LNSE-based modes excel near laminar states

POD modes best reproduce turbulent statistics

Eddy viscosity models improve LNSE-based ROMs

Abstract

In this study, we explore the effect of basis functions on the performance and convergence of the Galerkin projection-based reduced-order model (ROM) in the minimal flow unit of Couette flow. POD (proper orthogonal decomposition) modes obtained from direct numerical simulation and controllability and balanced truncation modes from the linearised Navier-Stokes equations (LNSE) with different base flows (laminar base flow and turbulent mean flow) and an eddy viscosity model are considered. In the neighbourhood of the laminar base state, the ROMs based on the modes from the LNSE with the laminar base flow and molecular viscosity are found to perform very well as they are able to capture the linear stability of the laminar base flow for each plane Fourier component only with a single degree of freedom.
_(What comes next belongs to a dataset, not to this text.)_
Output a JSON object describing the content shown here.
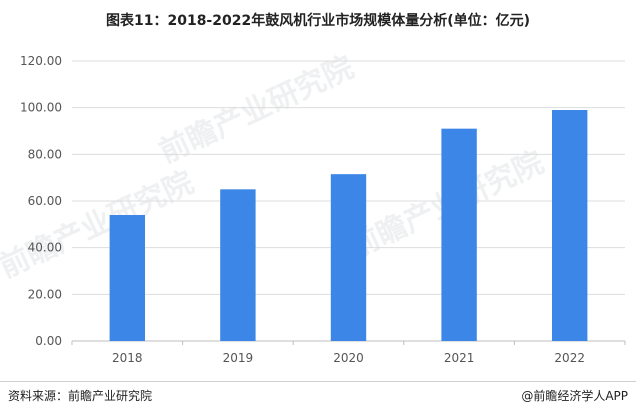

In particular, the ROM based on the balanced truncation modes models the linear dynamics involving transient growth around the laminar base flow most effectively, consistent with previous studies. In contrast, for turbulent state, the ROM based on POD modes is found to reproduce its statistics and coherent dynamics most effectively. The ROMs based on the modes from the LNSE with turbulent mean flow and an eddy viscosity model performs better compared to any other ROMs using the modes from the LNSE. These observations suggest that the performance and convergence of a ROM are highly state-dependent. In particular, this state dependence is strongly correlated with the information and dynamics that each of the basis functions contains. Discussions supporting these observations are also provided in relation to the flow physics involved and the form of coherent structures in Couette flow.